La bozza del Consiglio europeo del primo marzo invita le capitali a rivedere i sistemi impositivi continentali. Novita’!
Riforma fiscale, sì grazie. La chiede anche l’Europa, a tutta l’Europa. E’ una politica che «può contribuire al consolidamento di bilancio e alla crescita». I margini ci sono, è la convinzione di Bruxelles. Al punto che, nella prima bozza di conclusioni del vertice europeo che si apre il primo marzo, la manovra sulle entrate diventa un quintetto di imperativi quasi categorici: «Rivedere i sistemi di imposizione per eliminare ogni esenzione non giustificata; allargare la base imponibile; ridurre la pressione sul lavoro; migliorare il sistema di raccolta delle gabelle; stringere sull’evasione». Ognuno può scegliere il proprio cocktail di misure, è il messaggio. A patto però che non si perda altro tempo.
E’ una novità importante. La gestione dell’Irpef e delle sue sorelle imposte dirette è una prerogativa che i Trattati hanno lasciato alle capitali, a differenza di quanto deciso per le indirette, come Iva e accise.
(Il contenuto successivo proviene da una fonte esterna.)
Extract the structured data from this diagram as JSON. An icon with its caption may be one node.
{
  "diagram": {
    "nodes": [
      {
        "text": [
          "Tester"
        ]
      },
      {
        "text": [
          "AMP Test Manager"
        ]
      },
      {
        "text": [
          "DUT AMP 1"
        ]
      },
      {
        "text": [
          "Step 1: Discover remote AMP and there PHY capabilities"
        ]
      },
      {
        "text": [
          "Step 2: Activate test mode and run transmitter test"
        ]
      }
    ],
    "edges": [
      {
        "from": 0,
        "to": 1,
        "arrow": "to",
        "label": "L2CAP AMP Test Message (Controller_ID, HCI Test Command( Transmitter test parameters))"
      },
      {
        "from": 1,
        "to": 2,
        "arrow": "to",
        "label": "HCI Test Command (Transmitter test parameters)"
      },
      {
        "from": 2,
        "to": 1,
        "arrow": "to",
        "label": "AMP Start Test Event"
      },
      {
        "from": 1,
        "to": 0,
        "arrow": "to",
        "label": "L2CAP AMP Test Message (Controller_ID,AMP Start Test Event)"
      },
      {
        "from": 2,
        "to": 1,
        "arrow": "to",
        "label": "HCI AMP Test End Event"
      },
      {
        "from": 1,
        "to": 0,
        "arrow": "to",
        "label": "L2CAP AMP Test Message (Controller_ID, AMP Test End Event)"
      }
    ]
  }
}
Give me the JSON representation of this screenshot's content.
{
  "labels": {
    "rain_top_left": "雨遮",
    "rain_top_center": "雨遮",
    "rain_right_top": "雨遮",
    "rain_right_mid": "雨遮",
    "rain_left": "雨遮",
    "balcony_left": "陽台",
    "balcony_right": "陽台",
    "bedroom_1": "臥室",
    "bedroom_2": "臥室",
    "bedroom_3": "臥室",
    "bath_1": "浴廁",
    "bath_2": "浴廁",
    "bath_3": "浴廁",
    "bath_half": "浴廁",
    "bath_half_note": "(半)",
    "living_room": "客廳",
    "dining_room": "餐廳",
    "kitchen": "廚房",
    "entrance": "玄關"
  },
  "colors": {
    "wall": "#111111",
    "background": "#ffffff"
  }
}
Ora, però, l’esigenza di rilanciare la crescita e rendere il più breve possibile la seconda caduta recessiva impone almeno un appello all’utilizzo del buon senso nella gestione delle entrate, anche perché i margini per tagliare le uscite si stanno via via assottigliando. Indirettamente è un sostegno al piano messo in cantiere dal governo Monti che domani vara il decreto sulla semplificazione. Certo è un invito collettivo a fare di più. «Mentre si vanno consolidando i conti pubblici – si legge nel testo peri leader di cui La Stampa ha visto una copia -, un’attenzione particolare deve essere rivolta a rendere prioritaria la spesa che costituisca un investimento per il futuro».
La preoccupazione per la congiuntura è alle stelle. Sta-mane la Commissione Ue diffonderà le sue previsioni economiche per il 2012 e il 2013, fotografando un’Europa in recessione e contagiando le capitali con la paura che i piani di aggiustamento di bilancio messi sinora in cantiere possano presto non essere più sufficienti. Nessuno si attende nulla di buono. La Bce ha indicato un consenso su un pii Ue in arretramento di 0,1 e una ripresa molto lenta nella seconda parte del 2012. I dati di Bruxelles dovrebbero essere peggiori, per prodotto e inflazione. Di qui l’esigenza di lavorare sulla crescita. La bozza del Consiglio indica il percorso, avverte che lo sforzo per realizzare la Strategia “Europa 2020” è «stato sinora insufficiente» e fissa tre grandi priorità da non mancare. E da coordinare nei forum internazionali, il G8 come il G20. Occupazione. I giovani, prima di tutto. Ma non solo. Si auspicano meno vincoli per il mercato unico del lavoro, creazione di posti e gestione delle risorse. Più mobilita geografica. In «stretta cooperazione con le parti sociali», i governi dovrebbero «limitare i vincoli alle assunzioni, soprattutto intervenendo sui meccanismi di formazione dei salari, sulla definizione dei compensi e rimuovendo gli ostacoli alla creazione di nuovi posti». Innovazione. Si chiede un pieno impegno a completare l’area della Ricerca Ue entro il 2014; ad agevolare la circolazione e le carriere dei ricercatori; a valorizzare i diritti delle proprietà intellettuale. Torma l’invito a non applicare il rigore a questo settore cruciale per il futuro. Sono i tagli intelligenti che Bruxelles invoca da parecchi mesi.
Banche e dintorni. «Completare la riforma dei mercati finanziari al più presto», si legge nella bozza. Approvare i nuovi requisiti di capitali entro giugno, varare la riforma delle agenzie di rating «al più presto». II testo chiede anche «rapidi progressi» nell’esame della tassazione delle rendite finanziarie, l’amata-odiata Tobin Tax. Difficile quanto necessario. «Il sostegno della fiducia dei cittadini nel sistema richiede il rafforzamento degli attivi bancari», si sottolinea. L’economia frenata comanda che si intervenga per assicurare la circolazione della liquidità sui mercati e per le imprese.